The hepatoprotective effects of aquatic extract of Levisticum officinale against paraquat hepatocyte toxicity

• Published in: Pakistan journal of pharmaceutical sciences Vol. 30; no. 6(Supplementary); pp. 2363 - 2368
• Main Authors: Afarnegan, Hasan, Shahraki, Ali, Shahraki, Jafar
• Format: Journal Article
• Language: English
• Published: Pakistan 01.11.2017
• Subjects: Animals; Antioxidants - isolation & purification; Antioxidants - pharmacology; Chemical and Drug Induced Liver Injury - metabolism; Chemical and Drug Induced Liver Injury - pathology; Chemical and Drug Induced Liver Injury - prevention & control; Cytoprotection; Hepatocytes - drug effects; Hepatocytes - metabolism; Hepatocytes - pathology; Herbicides - toxicity; Levisticum - chemistry; Lipid Peroxidation - drug effects; Liver - drug effects; Liver - metabolism; Liver - pathology; Male; Membrane Potential, Mitochondrial - drug effects; Mitochondria, Liver - drug effects; Mitochondria, Liver - metabolism; Mitochondria, Liver - pathology; Oxidative Stress - drug effects; Paraquat - toxicity; Plant Extracts - isolation & purification; Plant Extracts - pharmacology; Rats, Wistar
• ISSN: 1011-601X

Paraquat is extensively used as a strong nitrogen-based herbicide for controlling weeds in agriculture.

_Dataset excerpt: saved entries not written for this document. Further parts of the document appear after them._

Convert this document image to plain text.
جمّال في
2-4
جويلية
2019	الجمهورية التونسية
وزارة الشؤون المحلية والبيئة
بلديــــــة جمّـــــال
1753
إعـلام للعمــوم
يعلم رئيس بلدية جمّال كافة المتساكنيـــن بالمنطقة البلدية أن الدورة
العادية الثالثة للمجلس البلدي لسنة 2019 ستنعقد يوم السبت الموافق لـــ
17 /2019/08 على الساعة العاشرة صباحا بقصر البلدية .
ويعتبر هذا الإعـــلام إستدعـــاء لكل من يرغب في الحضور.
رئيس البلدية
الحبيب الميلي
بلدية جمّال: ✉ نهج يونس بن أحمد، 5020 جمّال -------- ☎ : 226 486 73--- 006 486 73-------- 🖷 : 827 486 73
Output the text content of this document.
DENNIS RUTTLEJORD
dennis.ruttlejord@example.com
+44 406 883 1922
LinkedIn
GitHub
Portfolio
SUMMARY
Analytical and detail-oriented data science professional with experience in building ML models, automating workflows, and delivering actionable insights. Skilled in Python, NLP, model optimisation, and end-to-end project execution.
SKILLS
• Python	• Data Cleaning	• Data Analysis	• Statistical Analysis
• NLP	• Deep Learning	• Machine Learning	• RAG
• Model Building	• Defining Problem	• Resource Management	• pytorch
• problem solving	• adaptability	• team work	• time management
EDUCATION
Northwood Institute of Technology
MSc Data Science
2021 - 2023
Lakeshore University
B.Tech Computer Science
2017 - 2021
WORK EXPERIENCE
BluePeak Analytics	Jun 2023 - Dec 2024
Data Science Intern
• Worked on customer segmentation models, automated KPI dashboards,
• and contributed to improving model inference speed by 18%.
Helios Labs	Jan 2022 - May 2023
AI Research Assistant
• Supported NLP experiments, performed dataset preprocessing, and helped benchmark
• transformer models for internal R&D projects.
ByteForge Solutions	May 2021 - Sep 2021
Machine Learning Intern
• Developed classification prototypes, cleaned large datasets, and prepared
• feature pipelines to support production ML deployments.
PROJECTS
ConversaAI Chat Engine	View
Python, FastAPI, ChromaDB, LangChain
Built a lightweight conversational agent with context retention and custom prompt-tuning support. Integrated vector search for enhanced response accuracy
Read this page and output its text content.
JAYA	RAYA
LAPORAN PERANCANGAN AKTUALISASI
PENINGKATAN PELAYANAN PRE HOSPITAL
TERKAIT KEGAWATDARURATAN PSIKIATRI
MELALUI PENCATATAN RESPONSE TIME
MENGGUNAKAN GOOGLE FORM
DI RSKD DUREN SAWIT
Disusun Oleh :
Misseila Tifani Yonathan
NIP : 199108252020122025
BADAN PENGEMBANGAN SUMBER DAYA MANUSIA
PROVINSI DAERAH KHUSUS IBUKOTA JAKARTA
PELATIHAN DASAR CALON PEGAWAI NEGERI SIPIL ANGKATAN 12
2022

This herbicide is extremely toxic to humans and induces multiorgan failure due to accumulation in the cells. So far, many instances of fatal poisoning have been reported. Paraquat is metabolized primarily in the liver. Accordingly, the effects of aquatic Levisticum officinale extract on biochemical factors and oxidative status were evaluated in hepatocytes exposed to paraquat in this study. The results showed that paraquat-induced hepatocyte destruction is mediated by reactive oxygen species (ROS) production. The aquatic extracts of Levisticum officinale (100, 200, and 300μg/mL) could prevent lipid peroxidation and reduction in the potential of mitochondrial membranes (P<0.05). The antioxidants, ROS scavengers (mannitol, dimethyl sulfoxide, and α-tocopherol), and mitochondrial permeability transition pore-sealing agent (carnitine) inhibited the effects of paraquat. The pore-sealing compound inhibited hepatotoxicity, indicating that paraquat induces cell death via mitochondrial pathways. Hepatic cell death due to paraquat could be prevented by hepatocyte pretreatment with aquatic Levisticum officinale extracts, antioxidants, and ROS scavengers; therefore, oxidative stress might directly reduce the mitochondrial membrane potential. In conclusion, paraquat hepatotoxicity may be associated with oxidative stress and maintained by the disruption of mitochondrial membrane potential. Levisticum officinale aquatic extract, presumably due to its strong antioxidant properties, could protect against the destructive effects of paraquat on rat hepatocytes.